Assembly Passes CARES Act to Eliminate Workforce Barriers for PAs, Expand Access to Care

This week, the Wisconsin Assembly voted to pass the Collaboration and Rural Expansion of Services (CARES) Act (AB 575), which would update Wisconsin statutes related to physician assistants (PAs). The bill seeks to reduce workforce barriers for PAs, thus maintaining and increasing access to high quality medical care, particularly in underserved rural areas of the state. Patient safety standards would remain unchanged.

Over 2,700 PAs practice in Wisconsin, working with physicians to provide quality, cost effective team-based care to patients across the state. PAs practice in every area of medicine performing activities such as physical exams, diagnosing and treating illnesses, assisting in surgery, and prescribing medication.

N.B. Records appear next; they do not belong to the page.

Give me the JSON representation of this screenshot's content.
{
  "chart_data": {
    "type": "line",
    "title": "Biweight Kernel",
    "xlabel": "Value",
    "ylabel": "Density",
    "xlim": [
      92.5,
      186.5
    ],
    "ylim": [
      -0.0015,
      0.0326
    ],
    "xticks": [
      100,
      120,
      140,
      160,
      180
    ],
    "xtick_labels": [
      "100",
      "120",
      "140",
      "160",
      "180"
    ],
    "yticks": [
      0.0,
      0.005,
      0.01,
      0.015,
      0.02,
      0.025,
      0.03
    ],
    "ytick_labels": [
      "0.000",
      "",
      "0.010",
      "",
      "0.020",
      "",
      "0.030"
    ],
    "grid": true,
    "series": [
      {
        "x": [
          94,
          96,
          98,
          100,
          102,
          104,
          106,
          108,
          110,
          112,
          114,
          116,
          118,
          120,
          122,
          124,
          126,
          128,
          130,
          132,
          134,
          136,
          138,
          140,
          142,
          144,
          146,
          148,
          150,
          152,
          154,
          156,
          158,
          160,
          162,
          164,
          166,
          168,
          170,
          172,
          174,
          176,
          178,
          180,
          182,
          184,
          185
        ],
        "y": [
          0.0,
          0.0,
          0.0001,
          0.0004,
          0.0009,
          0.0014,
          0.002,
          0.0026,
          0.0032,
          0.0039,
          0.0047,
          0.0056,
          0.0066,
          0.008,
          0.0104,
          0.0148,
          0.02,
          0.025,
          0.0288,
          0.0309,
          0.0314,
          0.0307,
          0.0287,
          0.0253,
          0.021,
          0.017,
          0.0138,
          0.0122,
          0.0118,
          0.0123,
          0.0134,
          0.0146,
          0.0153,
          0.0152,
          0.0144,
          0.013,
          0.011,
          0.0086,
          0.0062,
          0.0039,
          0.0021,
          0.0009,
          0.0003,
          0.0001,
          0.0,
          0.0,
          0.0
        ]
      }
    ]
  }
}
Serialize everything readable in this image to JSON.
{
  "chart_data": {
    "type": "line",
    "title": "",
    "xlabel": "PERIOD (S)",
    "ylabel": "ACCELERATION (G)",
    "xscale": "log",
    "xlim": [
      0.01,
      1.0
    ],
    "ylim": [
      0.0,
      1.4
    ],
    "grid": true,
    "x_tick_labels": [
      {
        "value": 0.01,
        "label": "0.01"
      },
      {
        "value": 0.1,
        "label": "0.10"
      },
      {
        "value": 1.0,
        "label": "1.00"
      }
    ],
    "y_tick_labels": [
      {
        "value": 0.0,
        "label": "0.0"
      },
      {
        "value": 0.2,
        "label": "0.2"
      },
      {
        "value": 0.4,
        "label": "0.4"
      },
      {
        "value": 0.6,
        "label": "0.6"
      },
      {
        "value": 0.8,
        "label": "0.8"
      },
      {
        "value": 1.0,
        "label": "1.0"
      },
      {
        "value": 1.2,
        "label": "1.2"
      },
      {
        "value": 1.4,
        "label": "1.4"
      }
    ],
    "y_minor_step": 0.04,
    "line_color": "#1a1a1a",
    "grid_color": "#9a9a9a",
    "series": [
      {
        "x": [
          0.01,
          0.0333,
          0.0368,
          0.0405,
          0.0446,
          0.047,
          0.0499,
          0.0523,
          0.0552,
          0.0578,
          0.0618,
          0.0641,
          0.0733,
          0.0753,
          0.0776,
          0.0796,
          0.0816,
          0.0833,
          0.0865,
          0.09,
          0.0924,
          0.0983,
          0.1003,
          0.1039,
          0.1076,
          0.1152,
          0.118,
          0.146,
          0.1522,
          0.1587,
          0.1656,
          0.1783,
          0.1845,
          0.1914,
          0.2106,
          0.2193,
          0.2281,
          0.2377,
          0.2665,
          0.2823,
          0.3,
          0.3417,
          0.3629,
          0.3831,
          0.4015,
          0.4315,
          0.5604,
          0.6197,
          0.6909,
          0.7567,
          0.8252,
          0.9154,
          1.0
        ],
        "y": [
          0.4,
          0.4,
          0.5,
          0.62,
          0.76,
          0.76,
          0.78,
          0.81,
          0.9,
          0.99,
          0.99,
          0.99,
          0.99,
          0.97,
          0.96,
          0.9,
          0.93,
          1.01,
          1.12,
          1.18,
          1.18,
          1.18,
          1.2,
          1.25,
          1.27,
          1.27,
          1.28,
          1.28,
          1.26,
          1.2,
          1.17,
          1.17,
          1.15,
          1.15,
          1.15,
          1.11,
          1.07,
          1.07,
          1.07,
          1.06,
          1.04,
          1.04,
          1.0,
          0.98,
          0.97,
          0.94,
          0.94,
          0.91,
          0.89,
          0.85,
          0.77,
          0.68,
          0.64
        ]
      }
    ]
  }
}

The CARES Act allows PAs to practice to the full extent of their education, experience and training and would allow their employers greater flexibility in how they are managed and overseen.

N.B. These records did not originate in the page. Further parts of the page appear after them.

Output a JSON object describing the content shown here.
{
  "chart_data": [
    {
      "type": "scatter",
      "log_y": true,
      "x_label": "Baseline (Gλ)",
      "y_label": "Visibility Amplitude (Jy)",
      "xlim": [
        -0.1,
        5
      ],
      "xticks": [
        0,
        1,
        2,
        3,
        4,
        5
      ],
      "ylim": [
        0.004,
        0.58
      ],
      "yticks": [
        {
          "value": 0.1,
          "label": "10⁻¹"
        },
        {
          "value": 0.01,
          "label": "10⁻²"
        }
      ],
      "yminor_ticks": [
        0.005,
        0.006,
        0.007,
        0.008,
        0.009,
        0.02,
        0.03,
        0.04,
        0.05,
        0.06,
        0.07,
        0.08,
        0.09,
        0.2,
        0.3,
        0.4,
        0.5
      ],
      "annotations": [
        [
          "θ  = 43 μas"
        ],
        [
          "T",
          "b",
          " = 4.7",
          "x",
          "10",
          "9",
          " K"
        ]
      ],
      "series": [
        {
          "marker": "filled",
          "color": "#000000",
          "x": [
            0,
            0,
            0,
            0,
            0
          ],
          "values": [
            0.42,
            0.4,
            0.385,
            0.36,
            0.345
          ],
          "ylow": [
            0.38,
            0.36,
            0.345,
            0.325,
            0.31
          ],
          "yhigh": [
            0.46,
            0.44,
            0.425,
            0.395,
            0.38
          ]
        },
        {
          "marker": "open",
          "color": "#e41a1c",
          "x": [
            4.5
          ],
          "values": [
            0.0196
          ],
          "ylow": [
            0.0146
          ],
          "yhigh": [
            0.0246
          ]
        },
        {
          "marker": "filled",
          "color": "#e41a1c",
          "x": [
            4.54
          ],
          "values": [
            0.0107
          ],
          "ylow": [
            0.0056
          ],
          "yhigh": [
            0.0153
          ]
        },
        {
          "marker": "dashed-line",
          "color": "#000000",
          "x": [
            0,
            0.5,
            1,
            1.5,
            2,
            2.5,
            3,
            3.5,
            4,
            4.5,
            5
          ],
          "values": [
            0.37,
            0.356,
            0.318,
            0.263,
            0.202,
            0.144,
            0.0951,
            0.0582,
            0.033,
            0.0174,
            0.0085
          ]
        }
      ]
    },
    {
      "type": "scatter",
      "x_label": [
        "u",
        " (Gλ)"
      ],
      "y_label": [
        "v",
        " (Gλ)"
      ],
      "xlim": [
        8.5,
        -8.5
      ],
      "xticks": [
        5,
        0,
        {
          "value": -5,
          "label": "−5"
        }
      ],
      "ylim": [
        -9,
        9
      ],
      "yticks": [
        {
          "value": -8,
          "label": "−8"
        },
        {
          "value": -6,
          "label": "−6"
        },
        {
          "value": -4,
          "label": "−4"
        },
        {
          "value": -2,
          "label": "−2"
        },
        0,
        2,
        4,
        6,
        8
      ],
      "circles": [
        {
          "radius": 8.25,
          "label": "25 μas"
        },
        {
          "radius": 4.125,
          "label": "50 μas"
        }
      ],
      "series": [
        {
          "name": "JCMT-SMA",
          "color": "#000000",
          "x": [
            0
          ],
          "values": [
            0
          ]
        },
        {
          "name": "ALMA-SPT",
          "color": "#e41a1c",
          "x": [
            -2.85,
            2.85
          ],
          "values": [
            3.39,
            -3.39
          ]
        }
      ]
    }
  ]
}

Wisconsin Academy of Physician Assistants (WAPA) is advocating for the legislation to update their profession and worked with the Wisconsin Medical Society and other physician associations to reach a compromise on physician oversight provisions in the bill.

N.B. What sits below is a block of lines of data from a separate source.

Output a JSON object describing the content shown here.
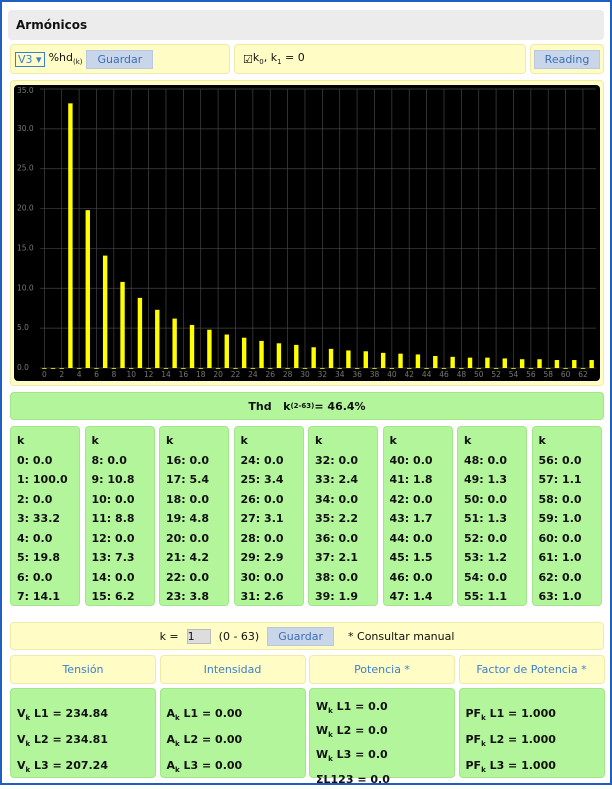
{
  "header": {
    "title": "Armónicos"
  },
  "toolbar": {
    "select": "V3",
    "measure": "%hd",
    "measure_sub": "(k)",
    "save": "Guardar",
    "check_parts": [
      "k",
      "0",
      ", k",
      "1",
      " = 0"
    ],
    "reading": "Reading"
  },
  "chart_data": {
    "type": "bar",
    "color": "#ffff00",
    "categories": [
      "0",
      null,
      "2",
      null,
      "4",
      null,
      "6",
      null,
      "8",
      null,
      "10",
      null,
      "12",
      null,
      "14",
      null,
      "16",
      null,
      "18",
      null,
      "20",
      null,
      "22",
      null,
      "24",
      null,
      "26",
      null,
      "28",
      null,
      "30",
      null,
      "32",
      null,
      "34",
      null,
      "36",
      null,
      "38",
      null,
      "40",
      null,
      "42",
      null,
      "44",
      null,
      "46",
      null,
      "48",
      null,
      "50",
      null,
      "52",
      null,
      "54",
      null,
      "56",
      null,
      "58",
      null,
      "60",
      null,
      "62",
      null
    ],
    "values": [
      0,
      0,
      0,
      33.2,
      0,
      19.8,
      0,
      14.1,
      0,
      10.8,
      0,
      8.8,
      0,
      7.3,
      0,
      6.2,
      0,
      5.4,
      0,
      4.8,
      0,
      4.2,
      0,
      3.8,
      0,
      3.4,
      0,
      3.1,
      0,
      2.9,
      0,
      2.6,
      0,
      2.4,
      0,
      2.2,
      0,
      2.1,
      0,
      1.9,
      0,
      1.8,
      0,
      1.7,
      0,
      1.5,
      0,
      1.4,
      0,
      1.3,
      0,
      1.3,
      0,
      1.2,
      0,
      1.1,
      0,
      1.1,
      0,
      1.0,
      0,
      1.0,
      0,
      1.0
    ],
    "ylim": [
      0,
      35
    ],
    "yticks": [
      {
        "value": 0,
        "label": "0.0"
      },
      {
        "value": 5,
        "label": "5.0"
      },
      {
        "value": 10,
        "label": "10.0"
      },
      {
        "value": 15,
        "label": "15.0"
      },
      {
        "value": 20,
        "label": "20.0"
      },
      {
        "value": 25,
        "label": "25.0"
      },
      {
        "value": 30,
        "label": "30.0"
      },
      {
        "value": 35,
        "label": "35.0"
      }
    ],
    "grid": true
  },
  "thd": {
    "label": "Thd",
    "k": "k",
    "sub": "(2-63)",
    "value": " = 46.4%"
  },
  "table": {
    "columns": [
      {
        "header": "k",
        "rows": [
          "0: 0.0",
          "1: 100.0",
          "2: 0.0",
          "3: 33.2",
          "4: 0.0",
          "5: 19.8",
          "6: 0.0",
          "7: 14.1"
        ]
      },
      {
        "header": "k",
        "rows": [
          "8: 0.0",
          "9: 10.8",
          "10: 0.0",
          "11: 8.8",
          "12: 0.0",
          "13: 7.3",
          "14: 0.0",
          "15: 6.2"
        ]
      },
      {
        "header": "k",
        "rows": [
          "16: 0.0",
          "17: 5.4",
          "18: 0.0",
          "19: 4.8",
          "20: 0.0",
          "21: 4.2",
          "22: 0.0",
          "23: 3.8"
        ]
      },
      {
        "header": "k",
        "rows": [
          "24: 0.0",
          "25: 3.4",
          "26: 0.0",
          "27: 3.1",
          "28: 0.0",
          "29: 2.9",
          "30: 0.0",
          "31: 2.6"
        ]
      },
      {
        "header": "k",
        "rows": [
          "32: 0.0",
          "33: 2.4",
          "34: 0.0",
          "35: 2.2",
          "36: 0.0",
          "37: 2.1",
          "38: 0.0",
          "39: 1.9"
        ]
      },
      {
        "header": "k",
        "rows": [
          "40: 0.0",
          "41: 1.8",
          "42: 0.0",
          "43: 1.7",
          "44: 0.0",
          "45: 1.5",
          "46: 0.0",
          "47: 1.4"
        ]
      },
      {
        "header": "k",
        "rows": [
          "48: 0.0",
          "49: 1.3",
          "50: 0.0",
          "51: 1.3",
          "52: 0.0",
          "53: 1.2",
          "54: 0.0",
          "55: 1.1"
        ]
      },
      {
        "header": "k",
        "rows": [
          "56: 0.0",
          "57: 1.1",
          "58: 0.0",
          "59: 1.0",
          "60: 0.0",
          "61: 1.0",
          "62: 0.0",
          "63: 1.0"
        ]
      }
    ]
  },
  "krow": {
    "label": "k =",
    "input": "1",
    "range": "(0 - 63)",
    "save": "Guardar",
    "note": "* Consultar manual"
  },
  "panels": [
    {
      "header": "Tensión",
      "lines": [
        {
          "main": "V",
          "sub": "k",
          "rest": " L1 = 234.84"
        },
        {
          "main": "V",
          "sub": "k",
          "rest": " L2 = 234.81"
        },
        {
          "main": "V",
          "sub": "k",
          "rest": " L3 = 207.24"
        }
      ]
    },
    {
      "header": "Intensidad",
      "lines": [
        {
          "main": "A",
          "sub": "k",
          "rest": " L1 = 0.00"
        },
        {
          "main": "A",
          "sub": "k",
          "rest": " L2 = 0.00"
        },
        {
          "main": "A",
          "sub": "k",
          "rest": " L3 = 0.00"
        }
      ]
    },
    {
      "header": "Potencia *",
      "lines": [
        {
          "main": "W",
          "sub": "k",
          "rest": " L1 = 0.0"
        },
        {
          "main": "W",
          "sub": "k",
          "rest": " L2 = 0.0"
        },
        {
          "main": "W",
          "sub": "k",
          "rest": " L3 = 0.0"
        },
        {
          "main": "ΣL123 = 0.0"
        }
      ]
    },
    {
      "header": "Factor de Potencia *",
      "lines": [
        {
          "main": "PF",
          "sub": "k",
          "rest": " L1 = 1.000"
        },
        {
          "main": "PF",
          "sub": "k",
          "rest": " L2 = 1.000"
        },
        {
          "main": "PF",
          "sub": "k",
          "rest": " L3 = 1.000"
        }
      ]
    }
  ]
}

The CARES Act would allow more flexibility at the practice site for physicians and PAs by changing the PA/physician relationship from “supervision” to “collaboration.” Collaboration would be required to take the form of either a written collaborative agreement between a PA and a physician or the PA would practice under the overall direction and management of a physician. (The bill would NOT create independent PA practice nor would it change PAs’ scope of practice.) The bill also eliminates the one-to-four physician-to-PA ratio under current law. Additionally, the bill creates a Medical Examining Board-affiliated PA Examining Board, giving PAs regulatory authority over their own profession. PAs are currently regulated by the Medical Examining Board.

After passing the Assembly on a bipartisan voice vote on Feb. 18, the bill is eligible for a vote when the Senate meets next, likely in March.